Boondocking For Newbies Part I -> Finding Where To Go
I’ve written alot of boondocking (aka free camping in the wilds) posts over the years, and during winter pretty much all the big bloggers out there do the same thing. That’s because winter is the perfect time to be in the southwest desert and given how how much public land there is out here, it’s just such an easy, gorgeous (and inexpensive) way to spend the season. So, you can see why us bloggers write about it.
At this point in our RV lives I would call ourselves well-seasoned boondockers, but we haven’t always been this way. Once, a long, long time ago (or maybe not that long ago?) we were total green-horn newbies and the very thought of bringing our 33,000 lb rig out into the desert was terrifying. How will we know where to go? What if we get stuck? How do we know if it’s legal? So, in my attempt to take a different twist on this whole subject I thought I would approach it from the point of view of the total beginner -> the RVer who’s never boondocked and is doing their very first attempt. Initially I though this would be one long post, but it’s actually turned into a 3-4 part, ~8000-word epic so I’ll be releasing it in several blog posts over the next few weeks.

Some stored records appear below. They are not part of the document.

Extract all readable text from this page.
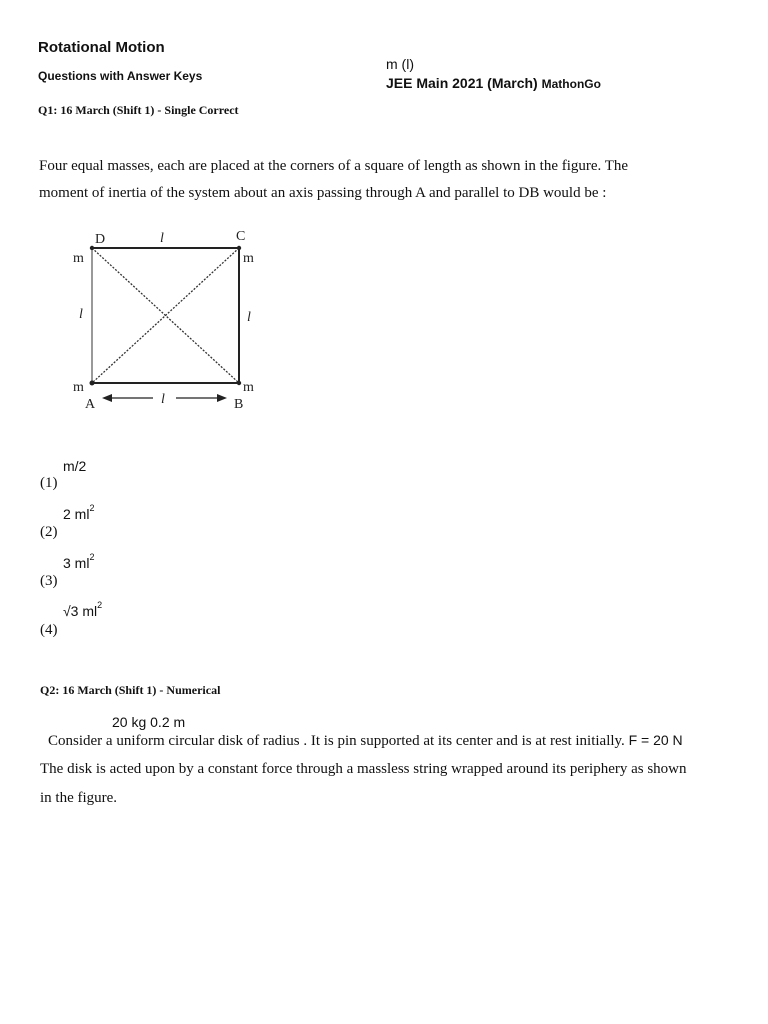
Rotational Motion
Questions with Answer Keys
m (l)
JEE Main 2021 (March) MathonGo
Q1: 16 March (Shift 1) - Single Correct
Four equal masses, each are placed at the corners of a square of length as shown in the figure. The
moment of inertia of the system about an axis passing through A and parallel to DB would be :
D	C
A	B
m	m
m	m
l
l	l
l
m/2
(1)
2 $ml^2$
(2)
3 $ml^2$
(3)
√3 $ml^2$
(4)
Q2: 16 March (Shift 1) - Numerical
20 kg 0.2 m
Consider a uniform circular disk of radius . It is pin supported at its center and is at rest initially. F = 20 N
The disk is acted upon by a constant force through a massless string wrapped around its periphery as shown
in the figure.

Here we go with Part I -> Finding Where To Go
For those not in the know, boondocking is the art of driving your rig into the wilds and camping for free on public land. Also known as “dispersed camping” there are many, many tracts of public land allow this in the USA. There are no hookups and no developed campgrounds, but there ARE rules and stay limits, plus not all public land allows you to do this.
The two biggest tracts of public land that allow boondocking are the lands owned by BLM (Bureau Of Land Management) and National Forest. BLM administers around 248 million acres of land, with National Forest around 193 million acres of land. The vast majority of these lands are out west which is why most of the hard-core boondockers are out here. There are a few other agencies that allow select boondocking, but these two are the biggest and easiest to start with as a newbie.

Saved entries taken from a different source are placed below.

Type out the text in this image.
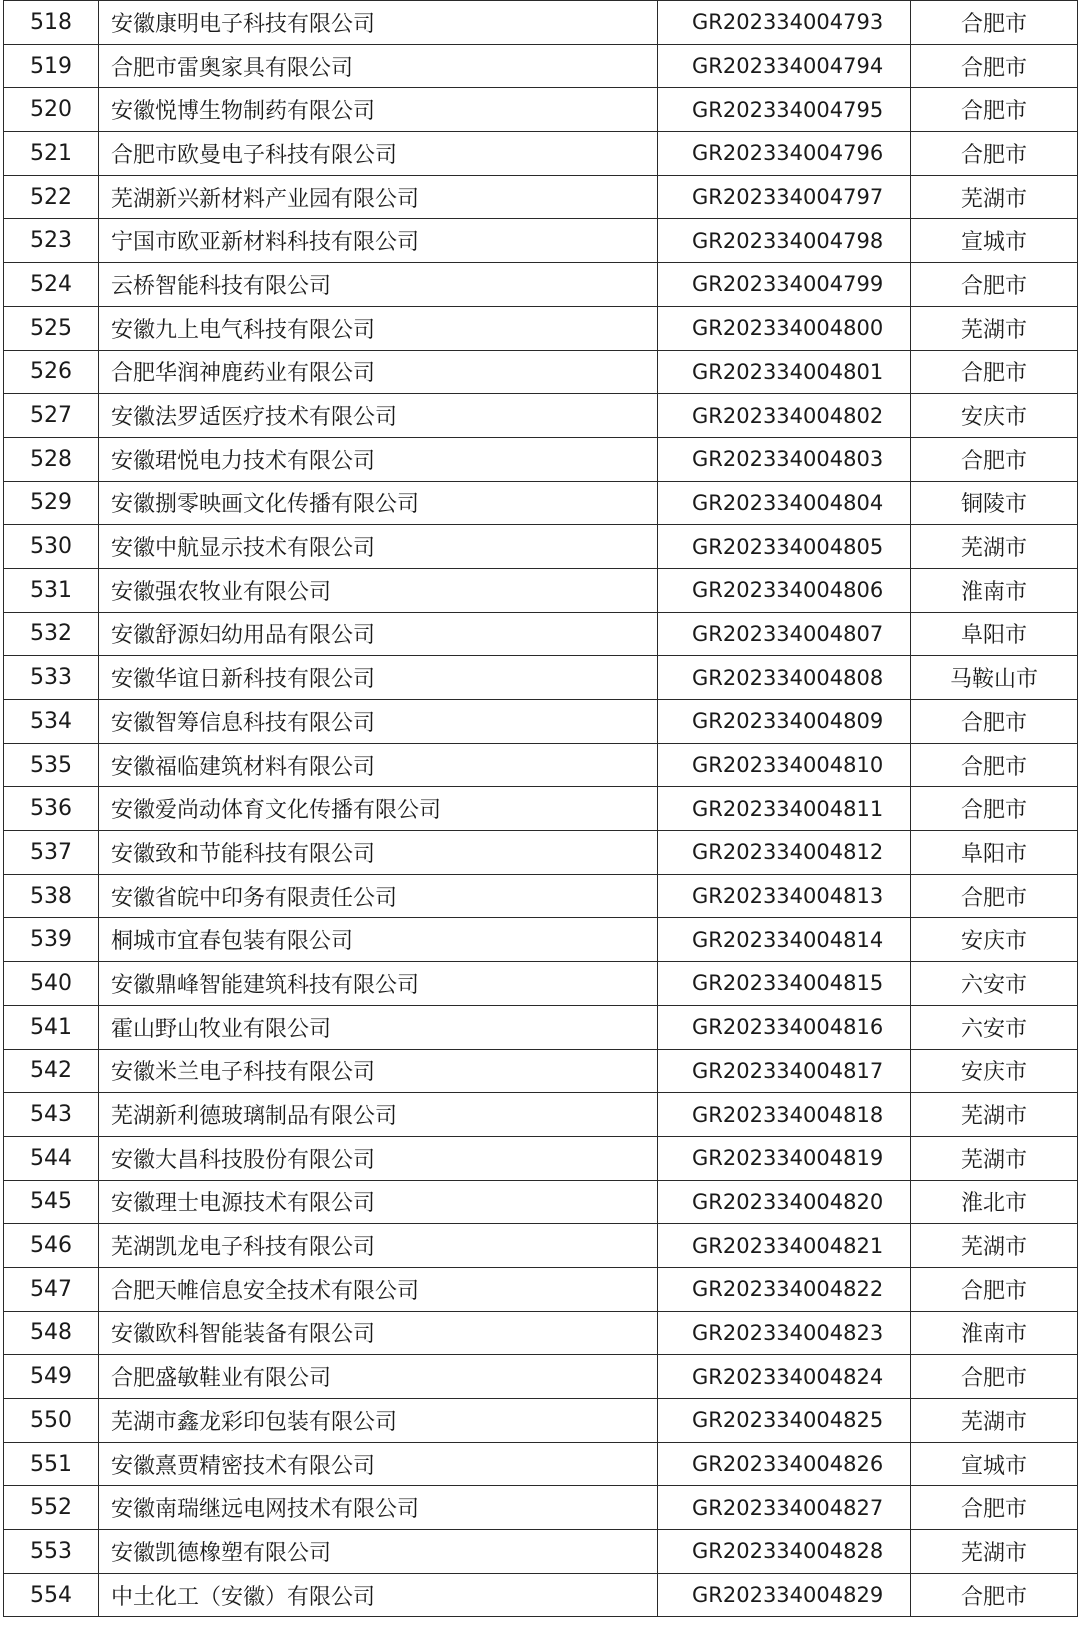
518	安徽康明电子科技有限公司	GR202334004793	合肥市
519	合肥市雷奥家具有限公司	GR202334004794	合肥市
520	安徽悦博生物制药有限公司	GR202334004795	合肥市
521	合肥市欧曼电子科技有限公司	GR202334004796	合肥市
522	芜湖新兴新材料产业园有限公司	GR202334004797	芜湖市
523	宁国市欧亚新材料科技有限公司	GR202334004798	宣城市
524	云桥智能科技有限公司	GR202334004799	合肥市
525	安徽九上电气科技有限公司	GR202334004800	芜湖市
526	合肥华润神鹿药业有限公司	GR202334004801	合肥市
527	安徽法罗适医疗技术有限公司	GR202334004802	安庆市
528	安徽珺悦电力技术有限公司	GR202334004803	合肥市
529	安徽捌零映画文化传播有限公司	GR202334004804	铜陵市
530	安徽中航显示技术有限公司	GR202334004805	芜湖市
531	安徽强农牧业有限公司	GR202334004806	淮南市
532	安徽舒源妇幼用品有限公司	GR202334004807	阜阳市
533	安徽华谊日新科技有限公司	GR202334004808	马鞍山市
534	安徽智筹信息科技有限公司	GR202334004809	合肥市
535	安徽福临建筑材料有限公司	GR202334004810	合肥市
536	安徽爱尚动体育文化传播有限公司	GR202334004811	合肥市
537	安徽致和节能科技有限公司	GR202334004812	阜阳市
538	安徽省皖中印务有限责任公司	GR202334004813	合肥市
539	桐城市宜春包装有限公司	GR202334004814	安庆市
540	安徽鼎峰智能建筑科技有限公司	GR202334004815	六安市
541	霍山野山牧业有限公司	GR202334004816	六安市
542	安徽米兰电子科技有限公司	GR202334004817	安庆市
543	芜湖新利德玻璃制品有限公司	GR202334004818	芜湖市
544	安徽大昌科技股份有限公司	GR202334004819	芜湖市
545	安徽理士电源技术有限公司	GR202334004820	淮北市
546	芜湖凯龙电子科技有限公司	GR202334004821	芜湖市
547	合肥天帷信息安全技术有限公司	GR202334004822	合肥市
548	安徽欧科智能装备有限公司	GR202334004823	淮南市
549	合肥盛敏鞋业有限公司	GR202334004824	合肥市
550	芜湖市鑫龙彩印包装有限公司	GR202334004825	芜湖市
551	安徽熹贾精密技术有限公司	GR202334004826	宣城市
552	安徽南瑞继远电网技术有限公司	GR202334004827	合肥市
553	安徽凯德橡塑有限公司	GR202334004828	芜湖市
554	中土化工（安徽）有限公司	GR202334004829	合肥市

My #1 method of finding boondocking spots is what I call a “tops down” method. It’s a multi-step process that starts with figuring out if there is any public land in the area I want to visit, then works down into the details of which office manages the land and then (finally) exactly where to go. There are easier/short-cut methods too (which I’ll list at the bottom), but knowing how to do this from scratch is something every newbie boondocker should learn.
Search For Public Land
On a top-level basis the first thing I want to know is whether there is any public land in the area I”m planning to visit. I want to see all the public land info in one spot, and I don’t want to go to eight different websites to do this. The best two resources I’ve found for this are good old-fashioned paper maps and the snazzy Public Lands App.
- Benchmark Maps: My first (and still absolute best IMHO) resource for finding public land areas are the Benchmark Map Series. They are sold by state and each one has a “recreation” section which offers lovely color-coded public land boundary maps. The maps won’t list which specific office manages the area, but they’ll identify which agency (e.g. BLM or National Forest) manages the land, what the exact boundary of the area is, the roads within and what it’s called.
- US Public Lands App: My supporting resource for finding public land is the US public Lands App (iPhone/iPad/Android). This is kind of like an electronic version of the paper maps, but with the added benefit of a satellite underlay. Using this app I can easily scan an area to see if there’s any public land and identify which agency manages it. Plus I can zoom to road level and scan the satellite image for additional details. Pretty darn cool!
You could do pretty much all of your boondocking planning just with these two resources alone, but as a newbie I always recommend getting more details so that you know the conditions, rules and any specific issues or regulations for the area you want to visit. So, once you’ve figured out the type of public land you want to visit, the next battle is getting more details on the area.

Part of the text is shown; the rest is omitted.